To require manual confirmation instead, set OPIK_MCP_AUTO_APPROVE=disabled in the server's env block. Ollie's confirmation requests then surface as typed errors that you can re-issue manually.

ask_ollie and run_experiment are available on Comet Cloud only — on self-hosted those calls fail at dispatch; use read / list / write directly.

Known host limits

  • Cursor enforces a 60-second hard tool-call timeout that does not reset on progress notifications. Long ask_ollie turns will fail on Cursor. For long-running investigations, use Claude Code or VS Code Copilot.

Example conversation

A typical investigative loop using Claude Code:

You: Why did the experiment "gpt-4o-rerank-v3" regress on factuality?

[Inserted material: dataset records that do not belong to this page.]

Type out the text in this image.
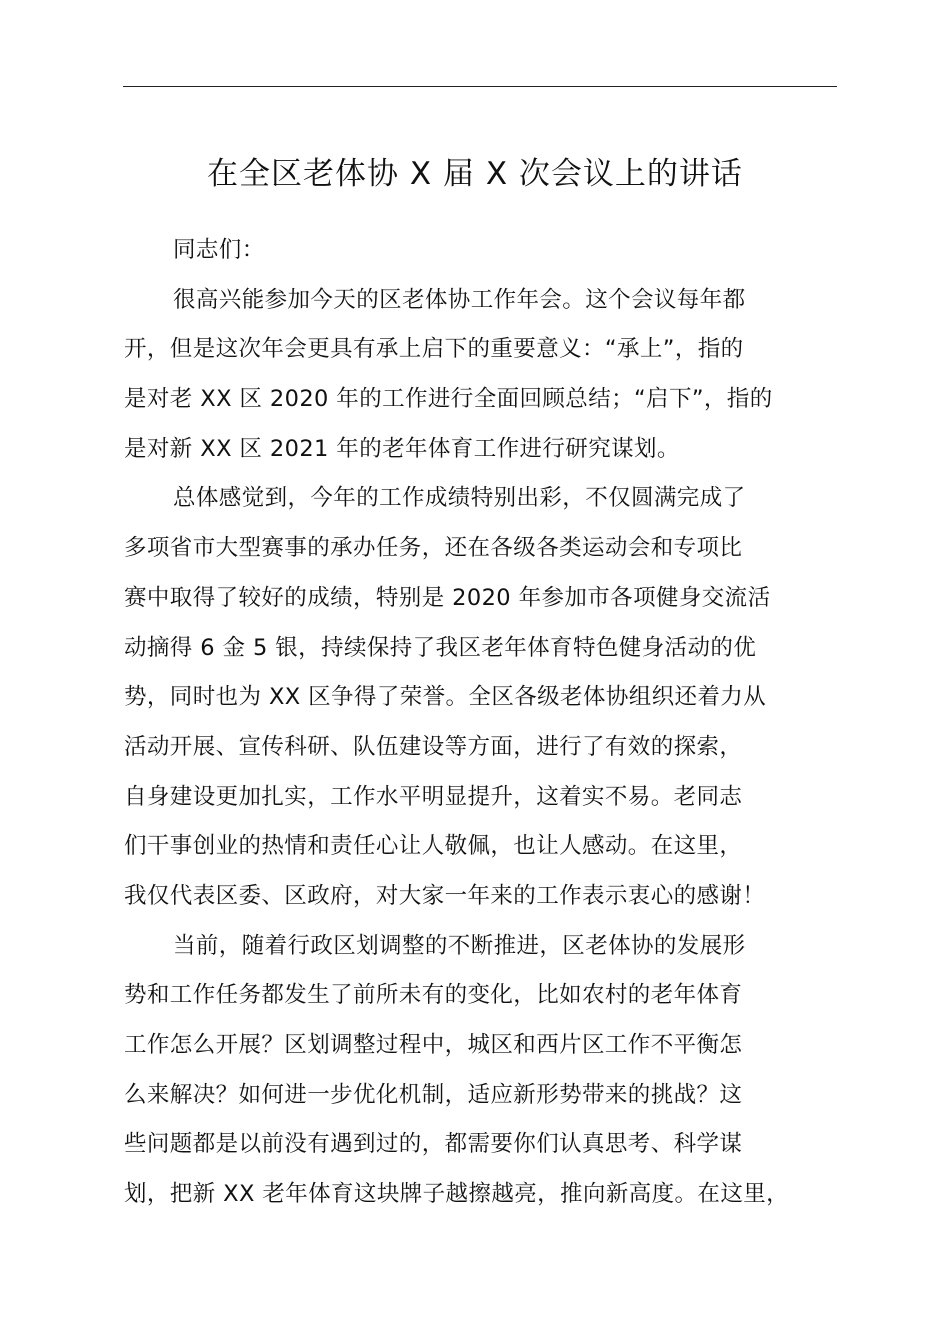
在全区老体协 X 届 X 次会议上的讲话
同志们：
很高兴能参加今天的区老体协工作年会。这个会议每年都
开，但是这次年会更具有承上启下的重要意义：“承上”，指的
是对老 XX 区 2020 年的工作进行全面回顾总结；“启下”，指的
是对新 XX 区 2021 年的老年体育工作进行研究谋划。
总体感觉到，今年的工作成绩特别出彩，不仅圆满完成了
多项省市大型赛事的承办任务，还在各级各类运动会和专项比
赛中取得了较好的成绩，特别是 2020 年参加市各项健身交流活
动摘得 6 金 5 银，持续保持了我区老年体育特色健身活动的优
势，同时也为 XX 区争得了荣誉。全区各级老体协组织还着力从
活动开展、宣传科研、队伍建设等方面，进行了有效的探索，
自身建设更加扎实，工作水平明显提升，这着实不易。老同志
们干事创业的热情和责任心让人敬佩，也让人感动。在这里，
我仅代表区委、区政府，对大家一年来的工作表示衷心的感谢！
当前，随着行政区划调整的不断推进，区老体协的发展形
势和工作任务都发生了前所未有的变化，比如农村的老年体育
工作怎么开展？区划调整过程中，城区和西片区工作不平衡怎
么来解决？如何进一步优化机制，适应新形势带来的挑战？这
些问题都是以前没有遇到过的，都需要你们认真思考、科学谋
划，把新 XX 老年体育这块牌子越擦越亮，推向新高度。在这里，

Claude: (calls ask_ollie) Three traces failed because the reranker dropped the system message. The remaining 12 traces scored above 0.8…

You: Score the bottom 3 traces 0.2 with reason "dropped system message".

Claude: (calls write with score.create ×3) Done — three scores recorded on traces <id-1>, <id-2>, <id-3>.